Six Week Progress

By Heathernichole
It’s been about six weeks now since I started really lifting weights. Before then I would only lift weights if my boyfriend was with me. With our different work schedules, that only happened maybe once or twice a week. I was always afraid to go into the “men’s” section by myself. I don’t refer to it as the “men’s” section anymore, by the way.
I’m at that point now where I’m addicted. Yesterday morning before my boyfriend left for work I was telling him how sore I was. I told him, “My legs are sore, my back is sore and my shoulders are sore. I wonder what I should work out today.” He made a gesture that meant sleep. I asked, “Rest?” He said, “Yes.” I just laughed and said, “I can’t!” I totally believe in rest days! And I used to jump at any reason to skip the gym. But now I like to save my rest days for later in the week. 

Heck yes I went to the gym in my Heisenberg shirt!

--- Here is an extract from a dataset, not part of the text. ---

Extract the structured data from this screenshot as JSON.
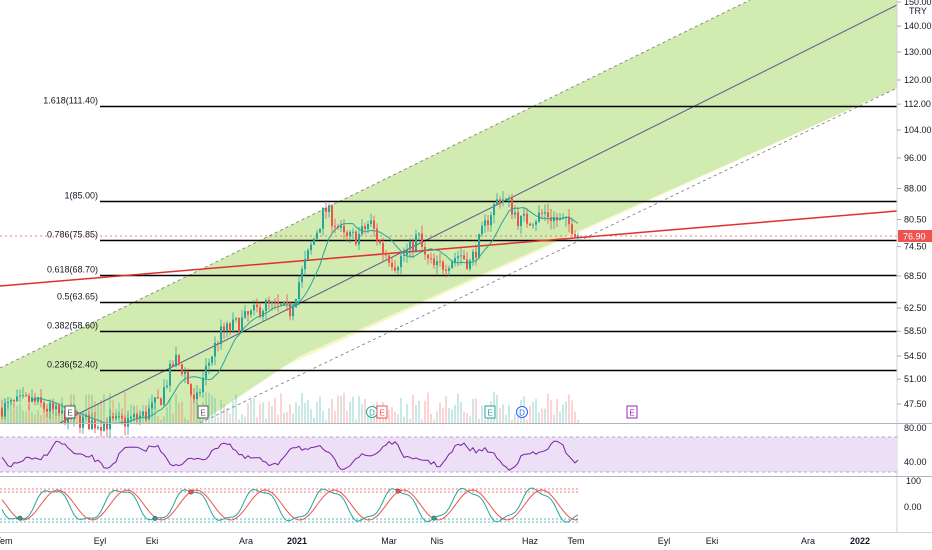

I can honestly say that once you get into a routine, it becomes so much more difficult to give up. My alarm goes off at 4:20 every morning and now my body is used to that. I literally jump out of bed and throw my cute gym clothes on. I even style my hair real quick too. It may sound weird but those things make me feel good when I’m there. And you have to feel good when you are at the gym. If I went in there with baggy clothes on and frumpy hair, I may not put as much of my heart into it. Maybe that’s just me.
I have a lot of people make comments to me like ‘I don’t know how you do it’ or ‘I can’t see how you make it to the gym five days a week’. I have no explanation for that. I just do it. I don’t allow myself to make excuses anymore. And like I’ve said before, once you start seeing results, it becomes addicting. I love finding new muscles and feeling strong. It’s an amazing feeling!
I try to be consistent with things but I usually end up not following through. Remember how proud I was of myself for finishing the Whole 30? It was amazing that I actually finished something! So if I can keep up with my workouts so can you! It's very do-able. Make yourself a priority and start now. It's not selfish. It's necessary.


Photo on the left was taken six weeks ago.Photo on the right was taken this past Sunday.